Articles : Treating Hypertension: Anger - the Missing Ingredient

By: Dr. Satya Bellerose

By now, the risks of hypertension to our health (stroke, heart disease, kidney disease, erectile problems, etc.) are well known. Doctors routinely monitor the risk factors for hypertension and encourage us to decrease salt intake, eat a healthy diet, exercise regularly, keep alcohol consumption low, refrain from smoking, lose weight if needed and reduce our stress. However, one of the biggest risk factors for hypertension and heart disease rarely gets attention despite excellent research dating over several decades that demonstrate its role. The missing ingredient is anger which can be expressed as hostility (an enduring disposition or state) or aggression (either expressed or inhibited).

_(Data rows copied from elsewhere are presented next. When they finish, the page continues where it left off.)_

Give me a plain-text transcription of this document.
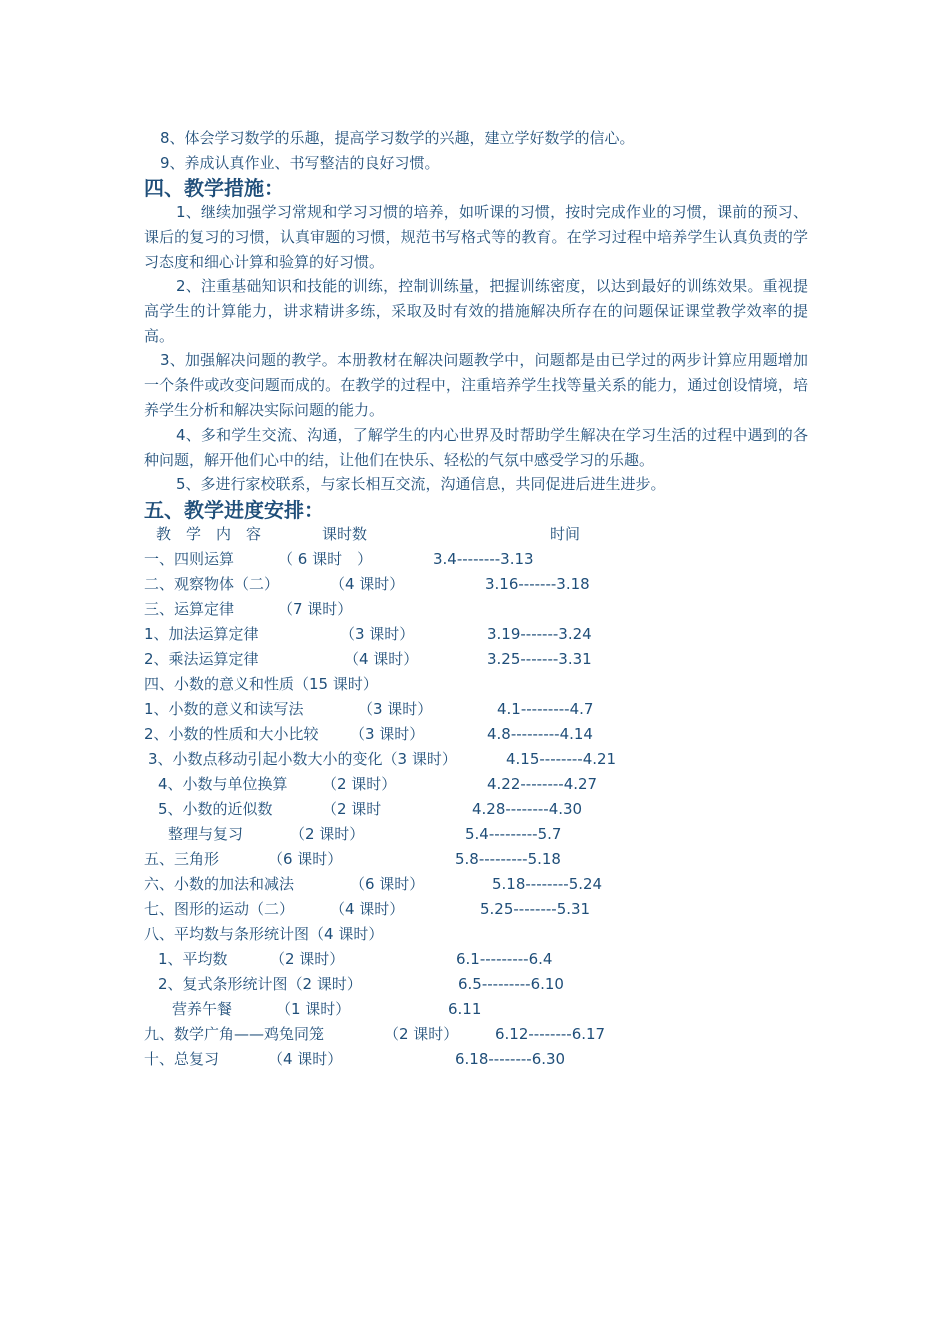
8、体会学习数学的乐趣，提高学习数学的兴趣，建立学好数学的信心。
9、养成认真作业、书写整洁的良好习惯。
四、教学措施：
1、继续加强学习常规和学习习惯的培养，如听课的习惯，按时完成作业的习惯，课前的预习、课后的复习的习惯，认真审题的习惯，规范书写格式等的教育。在学习过程中培养学生认真负责的学习态度和细心计算和验算的好习惯。
2、注重基础知识和技能的训练，控制训练量，把握训练密度，以达到最好的训练效果。重视提高学生的计算能力，讲求精讲多练，采取及时有效的措施解决所存在的问题保证课堂教学效率的提高。
3、加强解决问题的教学。本册教材在解决问题教学中，问题都是由已学过的两步计算应用题增加一个条件或改变问题而成的。在教学的过程中，注重培养学生找等量关系的能力，通过创设情境，培养学生分析和解决实际问题的能力。
4、多和学生交流、沟通，了解学生的内心世界及时帮助学生解决在学习生活的过程中遇到的各种问题，解开他们心中的结，让他们在快乐、轻松的气氛中感受学习的乐趣。
5、多进行家校联系，与家长相互交流，沟通信息，共同促进后进生进步。
五、教学进度安排：
教　学　内　容	课时数	时间
一、四则运算	（ 6 课时　）	3.4--------3.13
二、观察物体（二）	（4 课时）	3.16-------3.18
三、运算定律	（7 课时）
1、加法运算定律	（3 课时）	3.19-------3.24
2、乘法运算定律	（4 课时）	3.25-------3.31
四、小数的意义和性质（15 课时）
1、小数的意义和读写法	（3 课时）	4.1---------4.7
2、小数的性质和大小比较 （3 课时）	4.8---------4.14
3、小数点移动引起小数大小的变化（3 课时）	4.15--------4.21
4、小数与单位换算 （2 课时）	4.22--------4.27
5、小数的近似数	（2 课时	4.28--------4.30
整理与复习	（2 课时）	5.4---------5.7
五、三角形	（6 课时）	5.8---------5.18
六、小数的加法和减法	（6 课时）	5.18--------5.24
七、图形的运动（二） （4 课时）	5.25--------5.31
八、平均数与条形统计图（4 课时）
1、平均数	（2 课时）	6.1---------6.4
2、复式条形统计图（2 课时）	6.5---------6.10
营养午餐	（1 课时）	6.11
九、数学广角——鸡兔同笼	（2 课时） 6.12--------6.17
十、总复习	（4 课时）	6.18--------6.30
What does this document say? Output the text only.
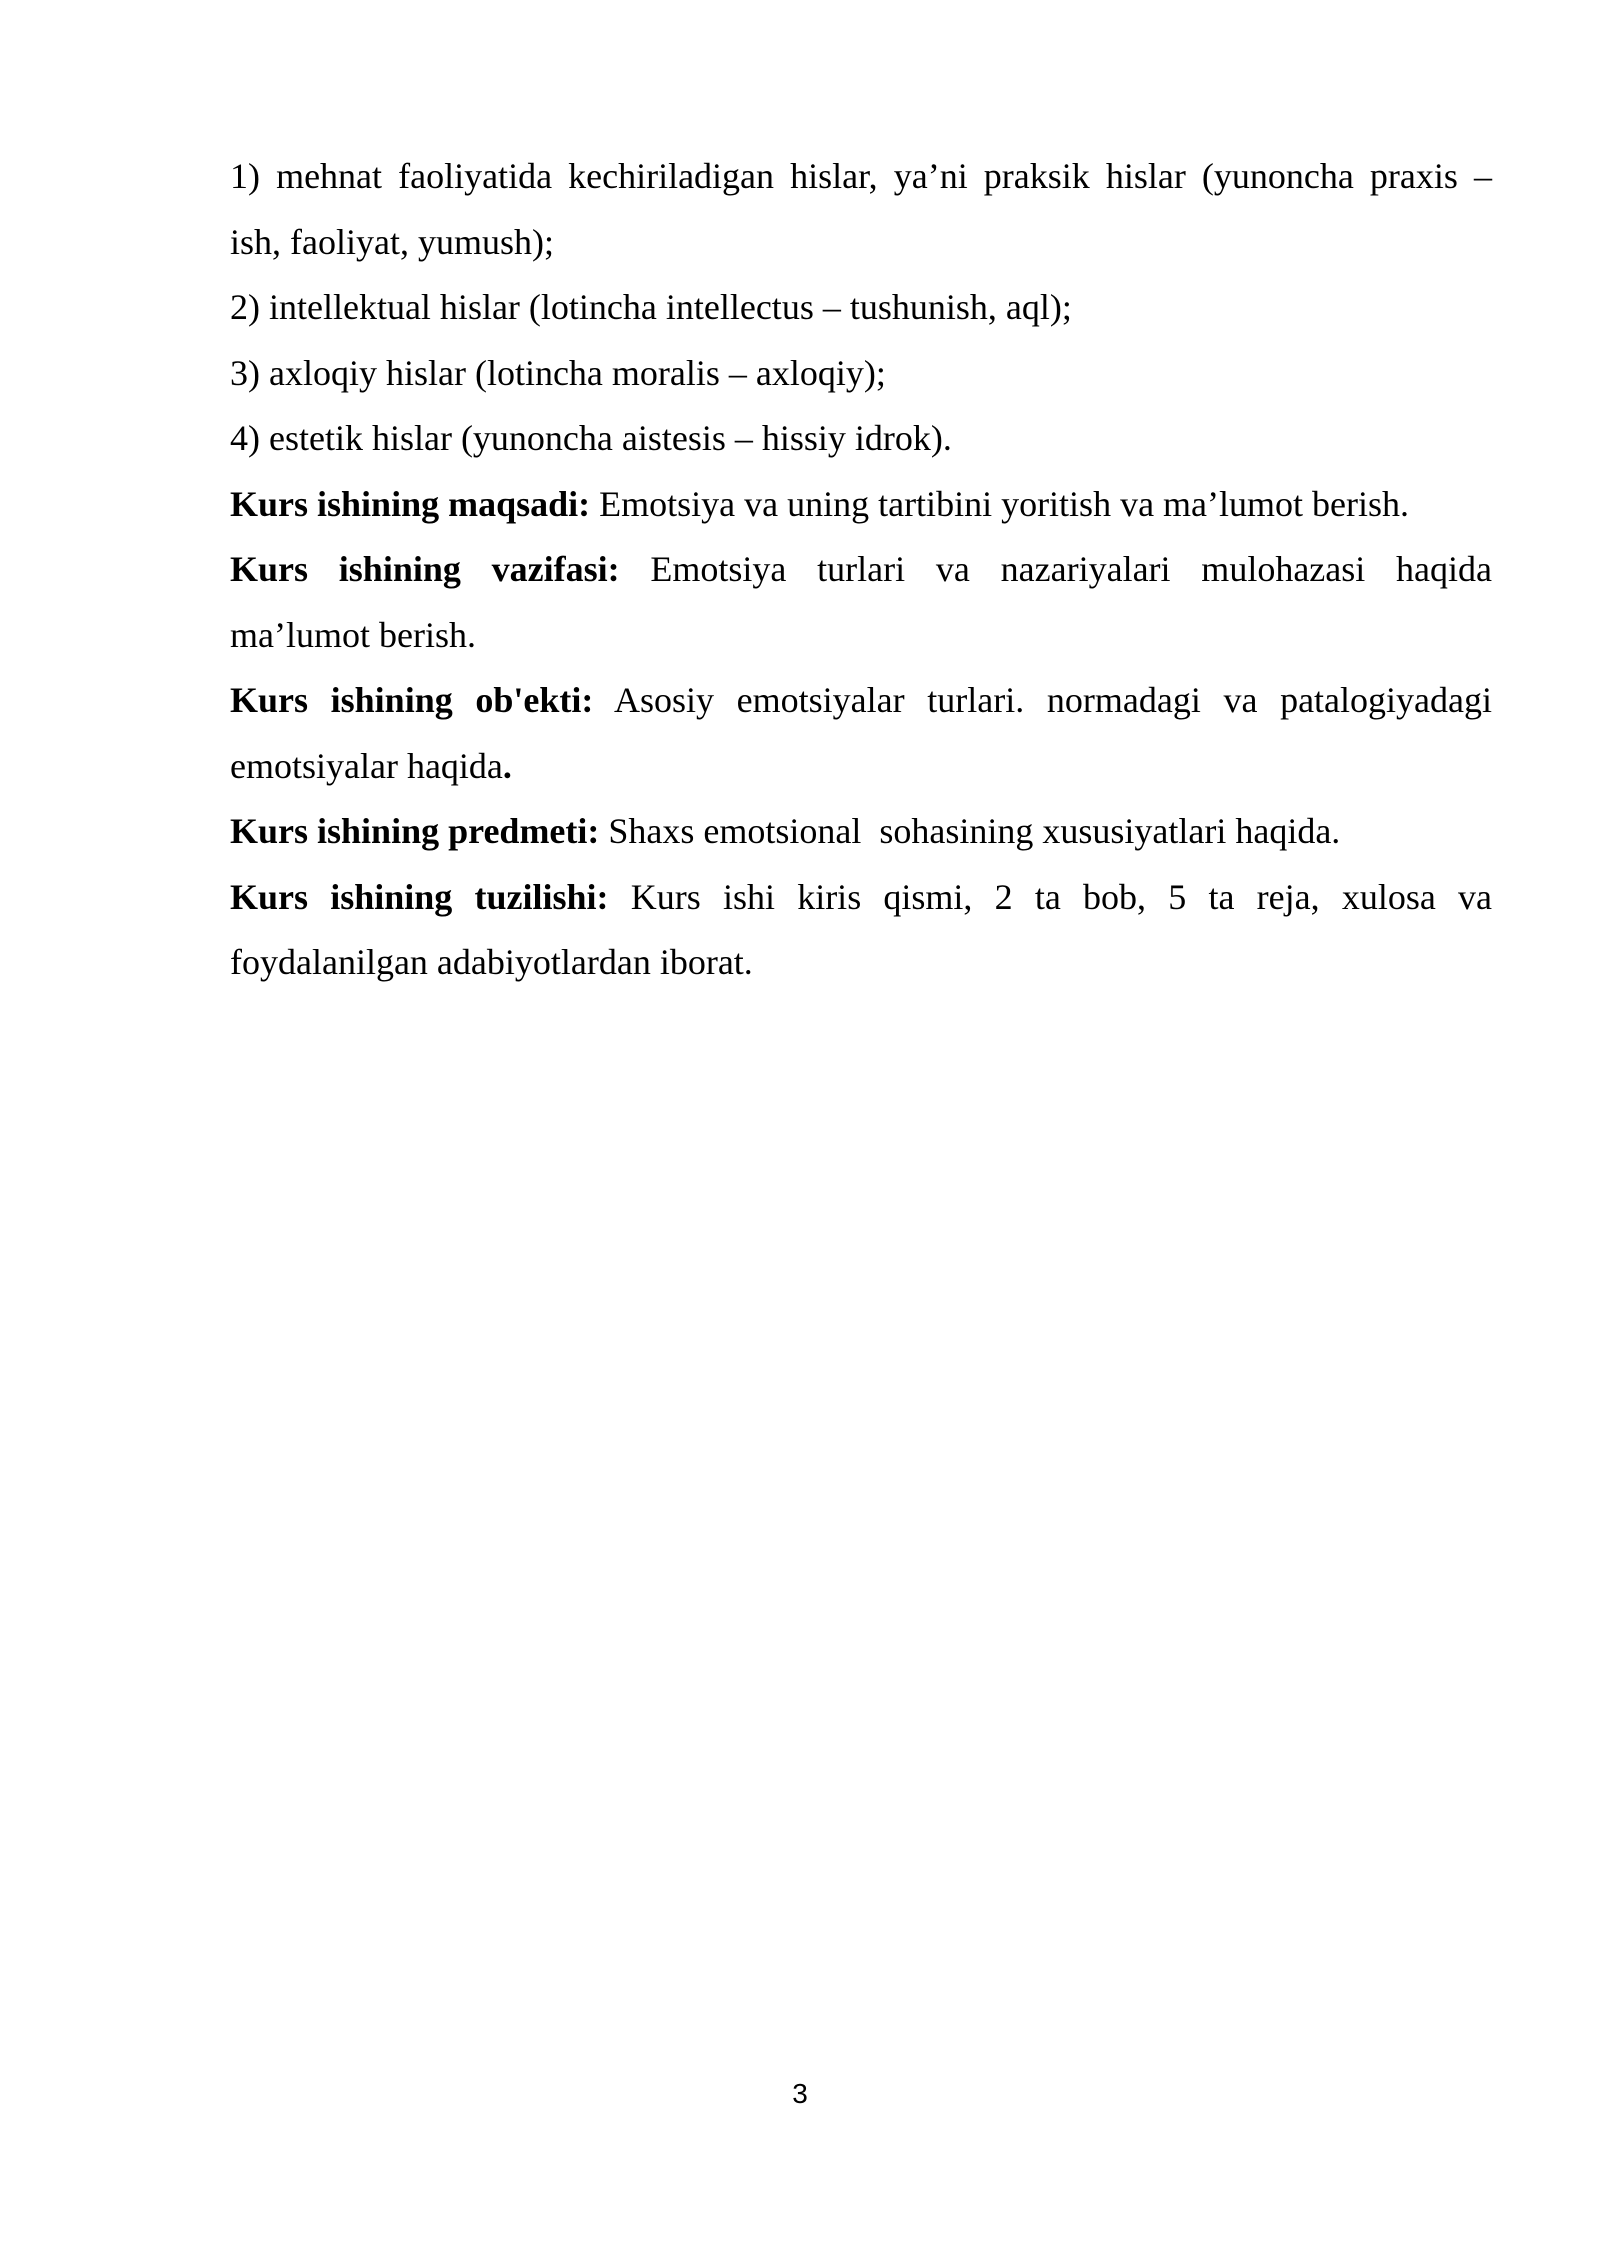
1) mehnat faoliyatida kechiriladigan hislar, ya’ni praksik hislar (yunoncha praxis –

ish, faoliyat, yumush);

2) intellektual hislar (lotincha intellectus – tushunish, aql);

3) axloqiy hislar (lotincha moralis – axloqiy);

4) estetik hislar (yunoncha aistesis – hissiy idrok).

Kurs ishining maqsadi: Emotsiya va uning tartibini yoritish va ma’lumot berish.

Kurs ishining vazifasi: Emotsiya turlari va nazariyalari mulohazasi haqida

ma’lumot berish.

Kurs ishining ob'ekti: Asosiy emotsiyalar turlari. normadagi va patalogiyadagi

emotsiyalar haqida.

Kurs ishining predmeti: Shaxs emotsional  sohasining xususiyatlari haqida.

Kurs ishining tuzilishi: Kurs ishi kiris qismi, 2 ta bob, 5 ta reja, xulosa va

foydalanilgan adabiyotlardan iborat.

3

Early research (1950s) on anger's role in heart disease demonstrated that Type A personalities (time-pressured, competitive, aggressive) had much more heart disease than Type B's (patient, relaxed, easy-going). Subsequent research clearly showed that the toxic core was hostility and aggression, not the other elements of the Type A behavior. This anger can be shown in many ways ranging from a cynical attitude, to lashing out verbally or physically.

Lifestyle modification is the recommended treatment for mild hypertension. Medication and lifestyle modification are needed for moderate or severe hypertension. If your family views you as an angry person, or if you find yourself frequently irritated, fuming or lashing out at others, you are a candidate for heart disease and hypertension.

Therapy for hypertension includes several components: relaxation and biofeedback to bring the nervous system into a more balanced state; cognitive behavior therapy and anger management to learn new ways to handle emotions and if trauma is present, EMDR or other techniques to resolve distress. Research demonstrated that therapy is very effective.

Case Studies:

Susan, a young woman in her 30's sought therapy for mild (grade 1) hypertension. Mild hypertension means the systolic pressure varies between 140-159 and/or diastolic pressure between 90-99. She had followed all the doctor's recommendations. She had decreased salt, improved her diet, exercised, and reduced her stress. In fact she had gotten into such good shape that she had run a marathon. However, she still had mild hypertension and did not want to take medication. When I asked her about anger, she said that she never got angry. When I asked her what happened when a driver cut her off in traffic, she replied that she cursed them vehemently in her head. An anger log kept over the next week revealed many incidents where she felt angry and frustrated. A brief therapy that included biofeedback, and anger management returned her blood pressure back to the normal range.

Ernie, a middle aged successful businessman, also sought therapy for hypertension because he did not wish to take medication which caused unpleasant side effects. However, he had severe hypertension (systolic 180+, diastolic 110+) which was only partially controlled by medication. While therapy can help reduce hypertension, it would not be a reasonable goal to expect to discontinue medication with severe hypertension. Ernie was already in good shape, attentive to his diet, exercised regularly and had never smoked. He was also very angry. He had multiple episodes of severe trauma in his life. Therapy began with biofeedback and stress management and then continued with traditional psychotherapy for trauma. Over a three year period, he made significant lifestyle changes, he began communicating his needs better, prioritizing his work responsibilities, he had a daily meditation practice and he resolved things that previously distressed him. At follow-up, Ernie reported that he was off all hypertensive medication and his blood pressure was in the normal/high normal range. This was an unusually good outcome, but Ernie was also a very determined person.

These cases demonstrate why managing anger effectively is important in controlling hypertension. Therapy for anger management should be a routine part of treatment of hypertension.